The thing is, Del Potro really hasn’t had to play under huge amounts of pressure and expectation in his career. When he won the U.S. Open in 2009 he did so as a massive underdog. In 2010, the year he would have faced the most pressure to perform, he had that season-ending wrist injury. Since,, Del Potro has had the luxury of playing under very little pressure. Wins were great, losses were understandable. That all changes next year, when he’ll be expected to win, to make deep runs at Slams and contend for major titles. I’m just not convinced (yet) he can handle that spotlight.
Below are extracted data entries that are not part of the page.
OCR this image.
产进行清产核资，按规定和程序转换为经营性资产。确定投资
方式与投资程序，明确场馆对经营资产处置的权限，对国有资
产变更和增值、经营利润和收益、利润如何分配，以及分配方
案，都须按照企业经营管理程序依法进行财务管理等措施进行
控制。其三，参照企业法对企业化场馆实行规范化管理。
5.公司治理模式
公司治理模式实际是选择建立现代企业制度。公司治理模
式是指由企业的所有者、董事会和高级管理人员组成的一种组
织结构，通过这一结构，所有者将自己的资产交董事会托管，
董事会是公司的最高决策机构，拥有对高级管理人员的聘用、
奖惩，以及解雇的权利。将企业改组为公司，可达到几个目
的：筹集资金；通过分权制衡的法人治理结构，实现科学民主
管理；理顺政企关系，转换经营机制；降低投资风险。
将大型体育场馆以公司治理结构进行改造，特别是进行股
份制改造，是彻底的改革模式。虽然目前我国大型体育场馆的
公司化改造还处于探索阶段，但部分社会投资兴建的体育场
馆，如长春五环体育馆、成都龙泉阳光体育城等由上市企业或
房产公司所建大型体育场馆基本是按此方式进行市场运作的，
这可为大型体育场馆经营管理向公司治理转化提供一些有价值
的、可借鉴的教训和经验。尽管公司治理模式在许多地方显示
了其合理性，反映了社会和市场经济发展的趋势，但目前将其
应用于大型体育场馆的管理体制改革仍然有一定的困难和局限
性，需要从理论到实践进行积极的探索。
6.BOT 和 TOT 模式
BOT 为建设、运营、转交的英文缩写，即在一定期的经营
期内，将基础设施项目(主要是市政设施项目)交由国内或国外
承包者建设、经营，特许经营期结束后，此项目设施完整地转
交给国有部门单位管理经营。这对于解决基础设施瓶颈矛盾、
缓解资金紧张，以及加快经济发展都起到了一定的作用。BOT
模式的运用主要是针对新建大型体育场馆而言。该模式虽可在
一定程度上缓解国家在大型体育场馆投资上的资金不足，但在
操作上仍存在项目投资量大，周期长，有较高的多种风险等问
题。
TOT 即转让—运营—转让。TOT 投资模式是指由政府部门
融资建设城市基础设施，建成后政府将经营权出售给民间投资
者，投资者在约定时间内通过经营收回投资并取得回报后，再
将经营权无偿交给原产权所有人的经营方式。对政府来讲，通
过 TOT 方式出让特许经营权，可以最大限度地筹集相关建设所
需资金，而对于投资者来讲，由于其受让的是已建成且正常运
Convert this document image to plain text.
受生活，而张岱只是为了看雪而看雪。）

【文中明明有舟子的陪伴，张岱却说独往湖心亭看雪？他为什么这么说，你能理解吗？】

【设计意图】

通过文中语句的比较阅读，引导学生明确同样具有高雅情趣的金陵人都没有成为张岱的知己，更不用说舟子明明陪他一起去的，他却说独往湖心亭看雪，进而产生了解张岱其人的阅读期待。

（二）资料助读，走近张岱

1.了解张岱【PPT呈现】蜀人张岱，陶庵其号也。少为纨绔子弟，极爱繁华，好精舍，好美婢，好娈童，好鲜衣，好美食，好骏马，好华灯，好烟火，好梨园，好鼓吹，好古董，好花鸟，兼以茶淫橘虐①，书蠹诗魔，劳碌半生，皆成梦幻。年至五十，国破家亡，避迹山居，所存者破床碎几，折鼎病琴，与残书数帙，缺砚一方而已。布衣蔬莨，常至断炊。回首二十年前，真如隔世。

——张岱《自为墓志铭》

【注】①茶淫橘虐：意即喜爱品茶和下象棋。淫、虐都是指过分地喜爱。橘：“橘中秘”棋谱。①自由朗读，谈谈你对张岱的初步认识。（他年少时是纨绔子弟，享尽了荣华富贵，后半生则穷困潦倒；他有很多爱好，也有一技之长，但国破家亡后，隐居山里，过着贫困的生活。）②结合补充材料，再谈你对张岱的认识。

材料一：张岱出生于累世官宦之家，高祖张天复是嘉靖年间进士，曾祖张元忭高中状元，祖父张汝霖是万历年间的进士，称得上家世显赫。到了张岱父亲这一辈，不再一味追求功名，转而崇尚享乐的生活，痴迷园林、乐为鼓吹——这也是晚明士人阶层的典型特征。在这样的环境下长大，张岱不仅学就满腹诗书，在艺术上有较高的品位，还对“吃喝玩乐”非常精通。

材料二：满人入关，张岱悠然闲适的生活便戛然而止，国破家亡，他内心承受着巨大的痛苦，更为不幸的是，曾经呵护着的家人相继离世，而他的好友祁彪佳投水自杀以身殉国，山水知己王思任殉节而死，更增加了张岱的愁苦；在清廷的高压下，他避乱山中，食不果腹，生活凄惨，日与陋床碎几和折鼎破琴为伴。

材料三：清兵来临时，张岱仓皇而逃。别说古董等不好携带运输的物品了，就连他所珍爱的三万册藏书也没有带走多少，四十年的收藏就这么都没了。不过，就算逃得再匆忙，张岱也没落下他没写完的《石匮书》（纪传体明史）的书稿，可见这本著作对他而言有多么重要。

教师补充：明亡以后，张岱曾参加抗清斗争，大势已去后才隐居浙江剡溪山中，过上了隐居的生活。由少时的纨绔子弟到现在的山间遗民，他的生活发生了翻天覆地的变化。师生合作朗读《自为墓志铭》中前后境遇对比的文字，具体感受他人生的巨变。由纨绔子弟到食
Dimon: That’s some impressive number-crunching there, Courtney. While the playing styles of Del Potro and Ferrer are nothing alike, their results are strikingly similar. Ferrer lost six matches in 2012 to people not named Djokovic, Federer, Murray or Nadal. He was 0-3 against Djokovic, 0-3 against Nadal, 0-2 against Federer and 1-1 against Murray (that’s 1-9 total versus the big four). Still, by beating up on the rest of the competition (a ridiculous 75-6 against everyone else), he was easily good enough to finish No. 5 with room to spare and reach the brink of No. 4. Del Potro will never play as many matches as Ferrer, nor should he, but he has made and can continue to make similar mincemeat out of non-big four opponents. If he does, it will be enough to compensate for failures against Djokovic, Federer, Murray, and Nadal.
That being said, I expect better results from Del Potro than his 3-9 mark against the big four in 2012 (1-3 vs. Djokovic, 2-6 vs. Federer, and he did not face Murray or Nadal). The fact that he won two in a row against Federer to end the season, including one in Federer’s backyard at an event the Swiss had won five times, inspires confidence. In four matches against Djokovic, the first resulted in a Del Potro victory, the second was a blowout loss due almost entirely to wrist issues, the third featured what was widely considered to be the best set of tennis of the entire year (second set of their U.S. Open quarterfinal), and the most recent was an entertaining, three-set battle at the World Tour Finals. As for how he measures up against Nadal, Del Potro has left no doubt. The 6-2, 6-2, 6-2 drubbing at the 2009 U.S. Open is without question the biggest injury-free beatdown Nadal has ever received. In 2011, Del Potro lost two thrillers to Nadal on grass and clay, the surfaces that are least favorable to the Argentine in that matchup.
As for the question about a Grand Slam title, I will — for now — back Del Potro to win one. I believe we will enjoy another season of parity with four different winners, one being Del Potro. However, I also believe he can crack the big four code even without one. With Nadal bringing more questions than answers into the season and with Federer cutting back on his schedule at 31, one major final plus an additional semifinal may be enough for the affable Argentine.